L’approche « Logement d’abord » a démontré un potentiel important en fournissant un logement permanent dès le départ, accompagné de services de soutien globaux qui répondent aux besoins des individus. Des services sociaux coordonnés, y compris le soutien en santé mentale, le traitement de
la toxicomanie et l’aide à l’emploi, sont cruciaux pour garantir que les individus, non seulement obtiennent un logement, mais prospèrent également au sein de leurs communautés. Par exemple, les services de conseil en logement mis en œuvre en Finlande et aux Pays-Bas servent de modèles
exemplaires pour des stratégies de prévention efficaces contre le sans-abrisme, soulignant l’importance d’un soutien global.

Mettre fin au sans-abrisme nécessite des actions concrètes : le temps des petits projets pilotes est révolu, il est désormais nécessaire de passer à des solutions éprouvées à plus grande échelle. Cette transition exige des efforts collectifs et la collaboration de tous les acteurs concernés, y compris les décideurs politiques, les organisations de base, les services juridiques et les gouvernements municipaux. Des politiques axées sur l’intervention précoce, le soutien aux groupes vulnérables et la réduction de la pauvreté constituent une base essentielle pour créer des changements durables.

La construction de logements abordables est cruciale pour mettre fin au sans-abrisme en Europe. Il est urgent d’augmenter leur disponibilité afin de garantir que chacun ait accès à des conditions de vie sûres. Il faut également prêter attention au sans-abrisme parmi les migrants et les réfugiés, car ces groupes continuent de croître et nécessitent des interventions adaptées. De plus, nous avons besoin de programmes nationaux de lutte contre le sans-abrisme qui unissent les parties prenantes de divers secteurs. Le programme national finlandais pour la lutte contre le sans-abrisme de longue durée vise à éradiquer le sans-abrisme de longue durée d’ici à 2027, et sert de cadre national rassemblant divers acteurs dans un effort concerté pour mettre fin au sans-abrisme.
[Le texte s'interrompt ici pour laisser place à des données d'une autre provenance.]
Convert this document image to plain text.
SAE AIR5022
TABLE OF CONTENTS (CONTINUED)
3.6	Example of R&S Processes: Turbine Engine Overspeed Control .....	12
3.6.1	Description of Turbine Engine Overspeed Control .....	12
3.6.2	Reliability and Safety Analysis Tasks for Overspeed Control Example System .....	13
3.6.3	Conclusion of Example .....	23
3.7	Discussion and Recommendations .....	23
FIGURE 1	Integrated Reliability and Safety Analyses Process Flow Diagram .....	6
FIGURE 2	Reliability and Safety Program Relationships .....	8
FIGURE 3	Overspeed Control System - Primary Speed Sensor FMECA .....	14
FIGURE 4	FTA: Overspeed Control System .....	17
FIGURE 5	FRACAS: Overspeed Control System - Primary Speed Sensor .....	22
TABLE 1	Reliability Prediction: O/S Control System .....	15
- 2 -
Pour parvenir à une transformation systémique, qui pourrait finalement mettre fin au sans-abrisme, une coopération efficace est nécessaire au-delà des frontières de l’UE. L’initiative de la plateforme européenne de lutte contre le sans-abrisme (EPOCH) est un excellent exemple de collaboration efficace, impliquant les 27 États membres de l’UE dans un effort unifié pour développer une plateforme
commune dédiée à l’élimination du sans-abrisme.

La question du sans-abrisme nécessite une action immédiate et décisive ; il est impératif d’aller au-delà des discours. L’expérience finlandaise met en évidence le rôle central du logement – sans lui, nous nous
contentons de gérer le sans-abrisme, et non de le résoudre. C’est pourquoi, l’approche « Logement d’abord » est essentielle.

(1) Y-Säätiö est le quatrième plus grand propriétaire foncier en Finlande et un spécialiste à but non lucratif dans le domaine de la lutte contre le sans-abrisme. Y-Säätiö promeut la justice sociale en proposant des appartements locatifs abordables. M2-Kodit fait partie du groupe Y-Säätiö et se concentre sur le logement locatif abordable ARA.